John William de Forest - Postbellum

Postbellum

After being mustered out of the army with the rest of the Veteran Reserve Corps of which he was the adjutant general, De Forest transferred to the Bureau of Refugees, Freedmen and Abandoned Lands (more commonly known as the "Freedmen's Bureau" and was appointed Assistant Commissioner in charge of the post in Greenville, South Carolina. His experiences there, published in magazines of the period and eventually in collected form as A Union Officer in the Reconstruction (1948, new edition LSUP 1999) shed light on the conditions in the South during the Reconstruction.

His magazine articles of his time in the army were also collected published posthumously as A Volunteer's Adventures (1946, new edition LSUP 2001).
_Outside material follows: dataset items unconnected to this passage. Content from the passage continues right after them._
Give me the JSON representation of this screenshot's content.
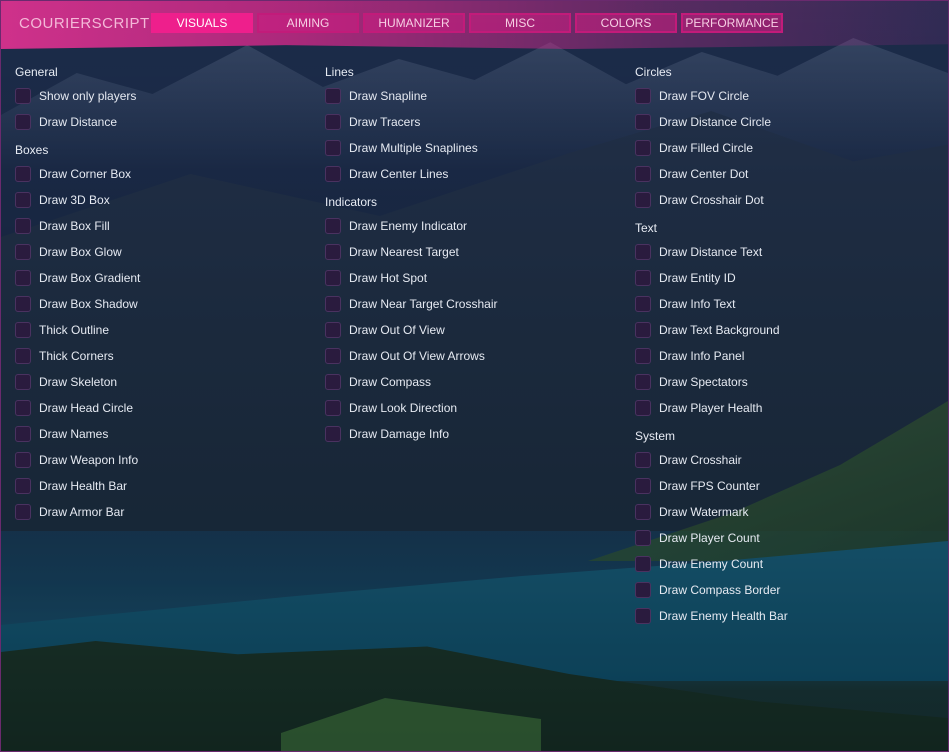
{
  "app": {
    "title": "COURIERSCRIPT",
    "accent_color": "#ee1f8c"
  },
  "tabs": [
    {
      "label": "VISUALS",
      "active": true
    },
    {
      "label": "AIMING",
      "active": false
    },
    {
      "label": "HUMANIZER",
      "active": false
    },
    {
      "label": "MISC",
      "active": false
    },
    {
      "label": "COLORS",
      "active": false
    },
    {
      "label": "PERFORMANCE",
      "active": false
    }
  ],
  "columns": [
    {
      "sections": [
        {
          "title": "General",
          "items": [
            "Show only players",
            "Draw Distance"
          ]
        },
        {
          "title": "Boxes",
          "items": [
            "Draw Corner Box",
            "Draw 3D Box",
            "Draw Box Fill",
            "Draw Box Glow",
            "Draw Box Gradient",
            "Draw Box Shadow",
            "Thick Outline",
            "Thick Corners",
            "Draw Skeleton",
            "Draw Head Circle",
            "Draw Names",
            "Draw Weapon Info",
            "Draw Health Bar",
            "Draw Armor Bar"
          ]
        }
      ]
    },
    {
      "sections": [
        {
          "title": "Lines",
          "items": [
            "Draw Snapline",
            "Draw Tracers",
            "Draw Multiple Snaplines",
            "Draw Center Lines"
          ]
        },
        {
          "title": "Indicators",
          "items": [
            "Draw Enemy Indicator",
            "Draw Nearest Target",
            "Draw Hot Spot",
            "Draw Near Target Crosshair",
            "Draw Out Of View",
            "Draw Out Of View Arrows",
            "Draw Compass",
            "Draw Look Direction",
            "Draw Damage Info"
          ]
        }
      ]
    },
    {
      "sections": [
        {
          "title": "Circles",
          "items": [
            "Draw FOV Circle",
            "Draw Distance Circle",
            "Draw Filled Circle",
            "Draw Center Dot",
            "Draw Crosshair Dot"
          ]
        },
        {
          "title": "Text",
          "items": [
            "Draw Distance Text",
            "Draw Entity ID",
            "Draw Info Text",
            "Draw Text Background",
            "Draw Info Panel",
            "Draw Spectators",
            "Draw Player Health"
          ]
        },
        {
          "title": "System",
          "items": [
            "Draw Crosshair",
            "Draw FPS Counter",
            "Draw Watermark",
            "Draw Player Count",
            "Draw Enemy Count",
            "Draw Compass Border",
            "Draw Enemy Health Bar"
          ]
        }
      ]
    }
  ]
}
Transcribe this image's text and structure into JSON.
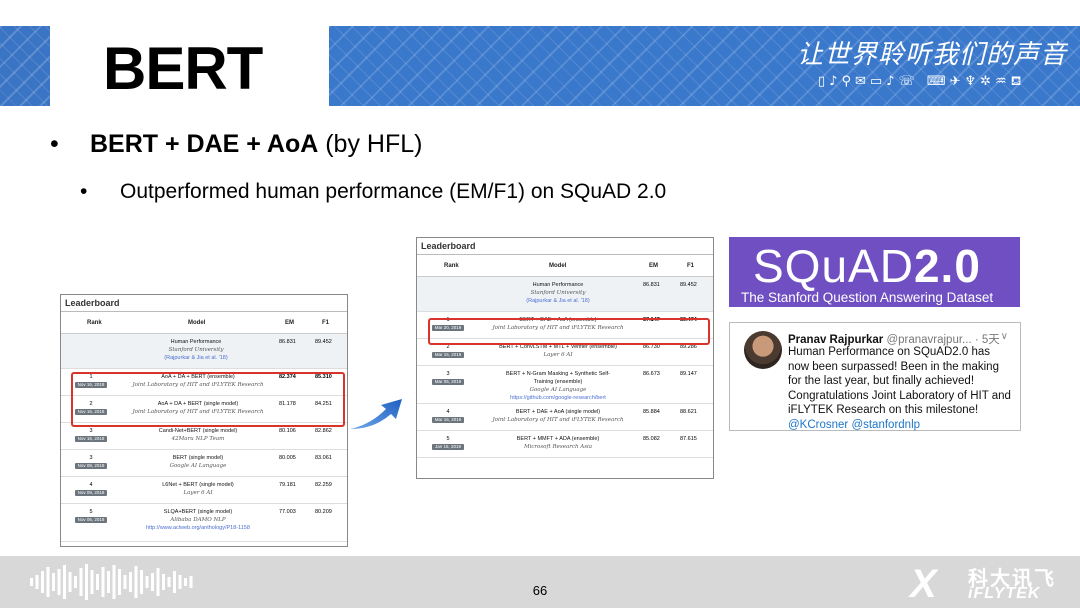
{
  "slide": {
    "title": "BERT",
    "slogan": "让世界聆听我们的声音",
    "icons": "▯♪⚲✉▭♪☏ ⌨✈♆✲♒⛾",
    "page_number": "66"
  },
  "bullets": {
    "b1_bold": "BERT + DAE + AoA",
    "b1_rest": " (by HFL)",
    "b2": "Outperformed human performance (EM/F1) on SQuAD 2.0"
  },
  "leaderboard_left": {
    "heading": "Leaderboard",
    "columns": {
      "rank": "Rank",
      "model": "Model",
      "em": "EM",
      "f1": "F1"
    },
    "human": {
      "name": "Human Performance",
      "org": "Stanford University",
      "ref": "(Rajpurkar & Jia et al. '18)",
      "em": "86.831",
      "f1": "89.452"
    },
    "rows": [
      {
        "rank": "1",
        "date": "Nov 16, 2018",
        "name": "AoA + DA + BERT (ensemble)",
        "org": "Joint Laboratory of HIT and iFLYTEK Research",
        "em": "82.374",
        "f1": "85.310"
      },
      {
        "rank": "2",
        "date": "Nov 16, 2018",
        "name": "AoA + DA + BERT (single model)",
        "org": "Joint Laboratory of HIT and iFLYTEK Research",
        "em": "81.178",
        "f1": "84.251"
      },
      {
        "rank": "3",
        "date": "Nov 16, 2018",
        "name": "Candi-Net+BERT (single model)",
        "org": "42Maru NLP Team",
        "em": "80.106",
        "f1": "82.862"
      },
      {
        "rank": "3",
        "date": "Nov 08, 2018",
        "name": "BERT (single model)",
        "org": "Google AI Language",
        "em": "80.005",
        "f1": "83.061"
      },
      {
        "rank": "4",
        "date": "Nov 09, 2018",
        "name": "L6Net + BERT (single model)",
        "org": "Layer 6 AI",
        "em": "79.181",
        "f1": "82.259"
      },
      {
        "rank": "5",
        "date": "Nov 06, 2018",
        "name": "SLQA+BERT (single model)",
        "org": "Alibaba DAMO NLP",
        "ref": "http://www.aclweb.org/anthology/P18-1158",
        "em": "77.003",
        "f1": "80.209"
      }
    ]
  },
  "leaderboard_right": {
    "heading": "Leaderboard",
    "columns": {
      "rank": "Rank",
      "model": "Model",
      "em": "EM",
      "f1": "F1"
    },
    "human": {
      "name": "Human Performance",
      "org": "Stanford University",
      "ref": "(Rajpurkar & Jia et al. '18)",
      "em": "86.831",
      "f1": "89.452"
    },
    "rows": [
      {
        "rank": "1",
        "date": "Mar 20, 2019",
        "name": "BERT + DAE + AoA (ensemble)",
        "org": "Joint Laboratory of HIT and iFLYTEK Research",
        "em": "87.147",
        "f1": "89.474"
      },
      {
        "rank": "2",
        "date": "Mar 15, 2019",
        "name": "BERT + ConvLSTM + MTL + Verifier (ensemble)",
        "org": "Layer 6 AI",
        "em": "86.730",
        "f1": "89.286"
      },
      {
        "rank": "3",
        "date": "Mar 05, 2019",
        "name": "BERT + N-Gram Masking + Synthetic Self-",
        "name2": "Training (ensemble)",
        "org": "Google AI Language",
        "ref": "https://github.com/google-research/bert",
        "em": "86.673",
        "f1": "89.147"
      },
      {
        "rank": "4",
        "date": "Mar 16, 2019",
        "name": "BERT + DAE + AoA (single model)",
        "org": "Joint Laboratory of HIT and iFLYTEK Research",
        "em": "85.884",
        "f1": "88.621"
      },
      {
        "rank": "5",
        "date": "Jan 15, 2019",
        "name": "BERT + MMFT + ADA (ensemble)",
        "org": "Microsoft Research Asia",
        "em": "85.082",
        "f1": "87.615"
      }
    ]
  },
  "squad_logo": {
    "light": "SQuAD",
    "bold": "2.0",
    "subtitle": "The Stanford Question Answering Dataset"
  },
  "tweet": {
    "name": "Pranav Rajpurkar",
    "handle": " @pranavrajpur... · 5天",
    "text": "Human Performance on SQuAD2.0 has now been surpassed! Been in the making for the last year, but finally achieved! Congratulations Joint Laboratory of HIT and iFLYTEK Research on this milestone!",
    "tags": "@KCrosner @stanfordnlp",
    "chevron": "∨"
  },
  "brand": {
    "cn": "科大讯飞",
    "en": "iFLYTEK",
    "mark": "X"
  },
  "colors": {
    "header_blue": "#3a78cc",
    "highlight_red": "#d9342b",
    "squad_purple": "#6f4fc2",
    "link_blue": "#1d76c9"
  }
}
In 1867, De Forest published his most significant novel, Miss Ravenel's Conversion from Secession to Loyalty. William Dean Howells praised him as a "realist before realism was named," but most early critics argued that the Romantic elements of De Forest's plot mixed poorly with the admirable realism of the battle scenes, and the novel fell through with the audience in 1867. Reeditions in 1939 and 1956 reintroduced De Forest as an author, but the full range of his experimentalísm in this early novel has still not been fully understood. In Miss Ravenel's Conversion, De Forest tried to come to grips with writing experiences De Forest himself had, and which did not fit any of the idealist and romantic patterns that war literature had followed so far. Consequently, there are a number of scenes that portray war with a graphic sense of bloody reality (f. i. the siege of Port Hudson), but there are also burlesque and comical passages, as well as reflective moments.

Writing for The Nation a year later, De Forest called for a more general movement in American literature toward realism; the essay's title, "The Great American Novel," is generally credited as being the first known use of the term.

He died in New Haven, Connecticut, of heart disease.